Monitoring and Observability
You can’t optimize what you don’t measure. Instrument your message pipeline:
import (
"github.com/prometheus/client_golang/prometheus"
"github.com/prometheus/client_golang/prometheus/promauto"
)
var (
publishLatency = promauto.NewHistogram(prometheus.HistogramOpts{
Name: "nats_publish_duration_microseconds",
Help: "Time taken to publish message",
Buckets: []float64{100, 200, 500, 1000, 2000, 5000},
})
processLatency = promauto.NewHistogram(prometheus.HistogramOpts{
Name: "message_process_duration_microseconds",
Help: "Time taken to process message",
Buckets: []float64{100, 200, 500, 1000, 2000, 5000},
})
)
func (p *Publisher) PublishWithMetrics(profile *pb.UserProfile) error {
start := time.Now()
defer func() {
publishLatency.Observe(float64(time.Since(start).Microseconds()))
}()
return p.PublishUpdate(profile)
}
When This Stack Makes Sense
This architecture is ideal for:
- Trading systems where every microsecond impacts profitability
- Gaming backends requiring real-time state synchronization
- IoT platforms processing millions of device telemetry messages
- Event sourcing architectures with high event volumes
- Internal microservices where you control both ends
It’s probably overkill for:
- Public REST APIs where clients expect JSON
- Admin dashboards with human-in-the-loop workflows
- Prototyping where developer velocity matters more than performance
- Systems where debugging ease trumps efficiency
The Migration Path
You don’t need to rewrite everything overnight. Start with your most latency-sensitive paths:
- Identify bottlenecks: Use profiling to find services spending time on serialization
- Start internal: Convert service-to-service communication first
- Keep JSON at edges: Public APIs can still use JSON while internal services use Protobuf
- Gradual rollout: Run both protocols in parallel during migration
- Measure everything: Validate that the complexity is worth the gains
Conclusion
Breaking the millisecond barrier isn’t about micro-optimizations or assembly code. It’s about choosing the right architectural patterns for your performance requirements. JSON and HTTP are excellent defaults, but when you need to scale to millions of messages per second with sub-millisecond latency, binary protocols and persistent messaging systems become essential.

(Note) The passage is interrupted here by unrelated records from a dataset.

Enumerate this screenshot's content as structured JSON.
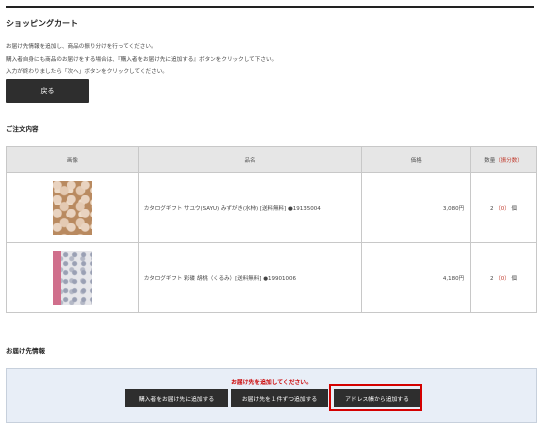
{
  "header": {
    "title": "ショッピングカート"
  },
  "instructions": [
    "お届け先情報を追加し、商品の振り分けを行ってください。",
    "購入者自身にも商品のお届けをする場合は、『購入者をお届け先に追加する』ボタンをクリックして下さい。",
    "入力が終わりましたら「次へ」ボタンをクリックしてください。"
  ],
  "back_button": "戻る",
  "order": {
    "title": "ご注文内容",
    "headers": {
      "image": "画像",
      "name": "品名",
      "price": "価格",
      "qty": "数量",
      "qty_note": "（振分数）"
    },
    "items": [
      {
        "name": "カタログギフト サユウ(SAYU) みずがき(水柿) [送料無料] ●19135004",
        "price": "3,080円",
        "qty": "2",
        "alloc": "（0）",
        "unit": "個"
      },
      {
        "name": "カタログギフト 彩碟 胡桃（くるみ）[送料無料] ●19901006",
        "price": "4,180円",
        "qty": "2",
        "alloc": "（0）",
        "unit": "個"
      }
    ]
  },
  "shipping": {
    "title": "お届け先情報",
    "message": "お届け先を追加してください。",
    "buttons": {
      "add_buyer": "購入者をお届け先に追加する",
      "add_one": "お届け先を１件ずつ追加する",
      "add_address_book": "アドレス帳から追加する"
    }
  },
  "colors": {
    "dark_button": "#2e2e2e",
    "alert": "#c00000",
    "highlight": "#d40000",
    "panel": "#e8eef7"
  }
}
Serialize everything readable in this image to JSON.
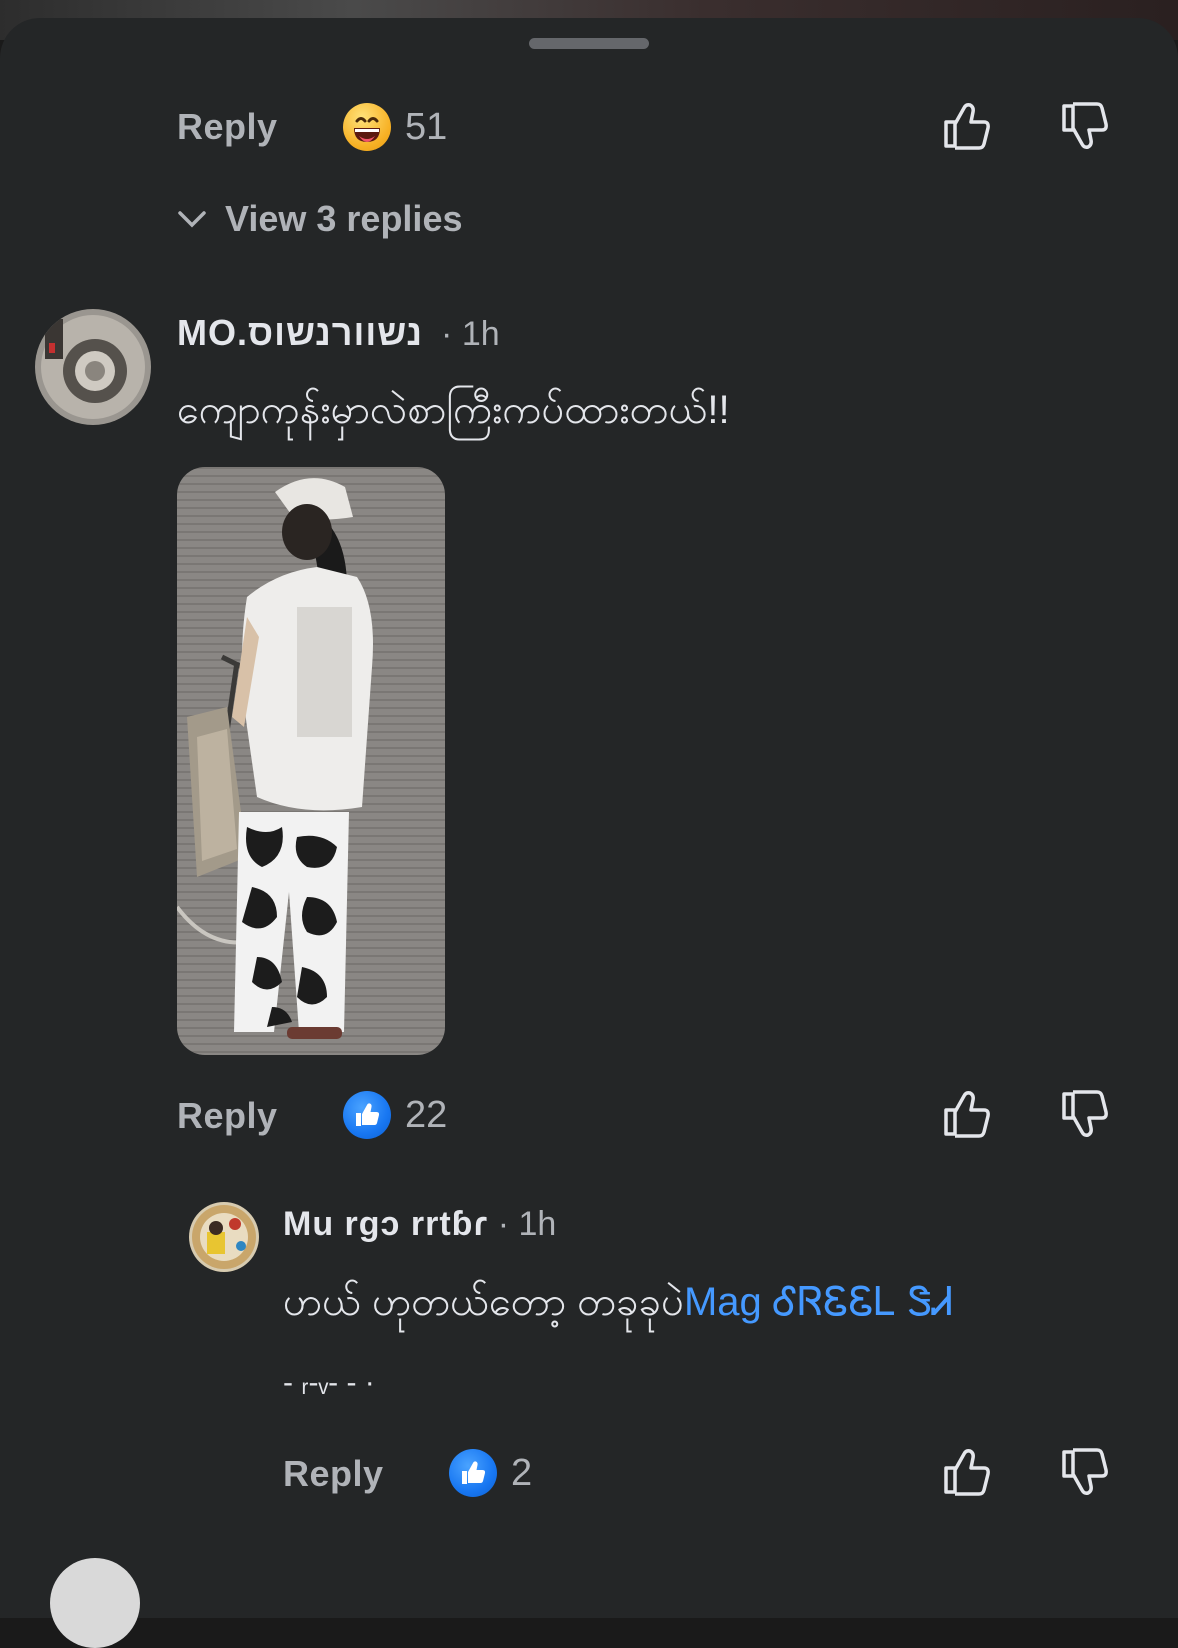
{
  "colors": {
    "sheet_bg": "#242627",
    "text": "#e4e6eb",
    "muted": "#b0b3b8",
    "link": "#4599ff",
    "like_blue": "#1877f2"
  },
  "thread_prev": {
    "reply_label": "Reply",
    "reaction_icon": "haha-emoji",
    "reaction_count": "51",
    "view_replies": "View 3 replies"
  },
  "comment": {
    "author": "MO.נשוורנשוס",
    "time": "· 1h",
    "text": "ကျောကုန်းမှာလဲစာကြီးကပ်ထားတယ်!!",
    "reply_label": "Reply",
    "reaction_icon": "like-thumb",
    "reaction_count": "22"
  },
  "reply": {
    "author": "Mu rgɔ rrtɓɾ",
    "time": "· 1h",
    "text_before": "ဟယ် ဟုတယ်တော့ တခုခုပဲ",
    "mention": "Mag ᎴᏒᏋᏋᏞ ᏕᏗ",
    "text_after": "- ᵣ‐ᵥ‐ - ·",
    "reply_label": "Reply",
    "reaction_icon": "like-thumb",
    "reaction_count": "2"
  }
}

Go’s efficiency, NATS’s speed, and Protobuf’s compact binary format combine to create a stack capable of consistently delivering sub-millisecond message processing. The key is understanding your requirements and being willing to embrace some additional complexity in exchange for dramatic performance improvements.
For systems where latency is a competitive advantage—or a hard requirement—this combination is hard to beat. The question isn’t whether you can achieve sub-millisecond latency, but whether your architecture is holding you back from reaching it.
Ready to go beyond JSON? Your microseconds are waiting.